Quel che invece sorprende e, se me lo si consente, un poco anche diverte, è l’atteggiamento dei vertici del PD. L’altra sera al telegiornale si ascoltava Veltroni dire solennemente che di quella norma “sarà vagliata la costituzionalità”. Su un quotidiano del mattino campeggiava poi la dichiarazione di Ichino, con un giudizio perentorio e inappellabile: “incostituzionale!”.
Ora, siccome di mestiere faccio il costituzionalista, frasi del genere attirano molto il mio interesse. Ma mi metto nei panni di un componente qualsiasi del corpo elettorale, di una persona che fa un qualunque altro mestiere, e mi chiedo: ma il PD crede di vivere in un perenne convegno dell’associazione italiana costituzionalisti?
Negli ultimi mesi è come se l’opposizione politica abbia lasciato campo libero a un gruppo di giuristi iracondi e perennemente indignati, quasi imbalsamati col ditino alzato a prendersela con l’ultima incostituzionalità del Governo Berlusconi. Le impronte ai rom? Incostituzionali! L’aggravante di clandestinità? Incostituzionale! Le modifiche alla legge sui rifugiati politici? Incostituzionali! Il decreto sulla spazzatura a Napoli? Incostituzionale! Il Lodo Alfano? Incostituzionalissimo, naturalmente.

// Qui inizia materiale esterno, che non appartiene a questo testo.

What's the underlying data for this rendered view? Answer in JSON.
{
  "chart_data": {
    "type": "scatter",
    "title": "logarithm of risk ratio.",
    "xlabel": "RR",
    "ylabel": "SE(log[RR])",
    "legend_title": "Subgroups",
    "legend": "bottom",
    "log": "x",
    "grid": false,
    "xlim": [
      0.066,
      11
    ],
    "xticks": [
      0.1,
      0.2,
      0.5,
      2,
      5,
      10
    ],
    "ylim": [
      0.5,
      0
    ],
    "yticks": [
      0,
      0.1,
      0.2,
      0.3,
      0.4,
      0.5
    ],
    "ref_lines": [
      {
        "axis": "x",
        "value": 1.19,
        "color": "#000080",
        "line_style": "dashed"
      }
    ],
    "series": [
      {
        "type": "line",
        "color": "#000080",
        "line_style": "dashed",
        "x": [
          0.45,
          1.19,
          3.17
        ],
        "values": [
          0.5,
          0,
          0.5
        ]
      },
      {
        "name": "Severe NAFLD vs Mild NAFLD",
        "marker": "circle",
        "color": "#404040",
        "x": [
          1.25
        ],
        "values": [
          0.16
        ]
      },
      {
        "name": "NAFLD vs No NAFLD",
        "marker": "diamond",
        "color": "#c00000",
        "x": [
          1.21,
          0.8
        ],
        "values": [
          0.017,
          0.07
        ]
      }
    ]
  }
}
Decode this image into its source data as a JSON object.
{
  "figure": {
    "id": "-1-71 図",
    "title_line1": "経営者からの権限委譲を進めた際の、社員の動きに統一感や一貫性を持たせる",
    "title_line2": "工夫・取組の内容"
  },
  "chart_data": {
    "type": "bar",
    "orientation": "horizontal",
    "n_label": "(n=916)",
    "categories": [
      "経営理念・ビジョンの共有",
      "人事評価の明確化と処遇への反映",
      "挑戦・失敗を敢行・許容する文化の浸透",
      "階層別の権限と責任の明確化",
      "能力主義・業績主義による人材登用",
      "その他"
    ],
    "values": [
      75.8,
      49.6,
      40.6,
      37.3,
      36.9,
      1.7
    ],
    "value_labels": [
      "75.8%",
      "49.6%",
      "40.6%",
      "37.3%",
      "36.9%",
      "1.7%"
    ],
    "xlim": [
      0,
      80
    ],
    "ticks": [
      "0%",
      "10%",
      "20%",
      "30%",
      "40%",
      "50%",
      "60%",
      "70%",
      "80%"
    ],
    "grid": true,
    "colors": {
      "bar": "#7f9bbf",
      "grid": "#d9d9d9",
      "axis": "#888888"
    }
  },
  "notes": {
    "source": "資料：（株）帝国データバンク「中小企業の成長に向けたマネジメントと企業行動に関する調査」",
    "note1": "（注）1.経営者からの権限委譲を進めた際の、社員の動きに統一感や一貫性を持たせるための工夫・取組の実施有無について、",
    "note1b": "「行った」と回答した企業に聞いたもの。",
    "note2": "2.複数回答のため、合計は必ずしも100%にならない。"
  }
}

Provate a visitare un qualunque sito dedicato a questioni di diritto costituzionale: è una Disneyland dell’incostituzionalità di questo e di quello, più o meno a partire dal maggio scorso. Ma questo lo si capisce, è nel Dna della corporazione.
Il fatto è che la politica, di governo e di opposizione, non la fanno i professori di diritto costituzionale. E credo che sia sciocco sostenere che le leggi che non piacciono sono incostituzionali, perché si tratta di un atteggiamento che rivela solo carenza di elaborazione politica. Ma soprattutto penso che la gente capisca molto poco il messaggio che si vorrebbe in tal modo veicolare: se uno ascolta il giudizio di Veltroni e Ichino sulla norma “antiprecari”, quale posizione politicamente spendibile ne ricava?
Lo dico contro il mio interesse (di costituzionalista…): l’opposizione più responsabile torni a far politica e smetta di trastullarsi con categorie che per la gente comune sono esoteriche.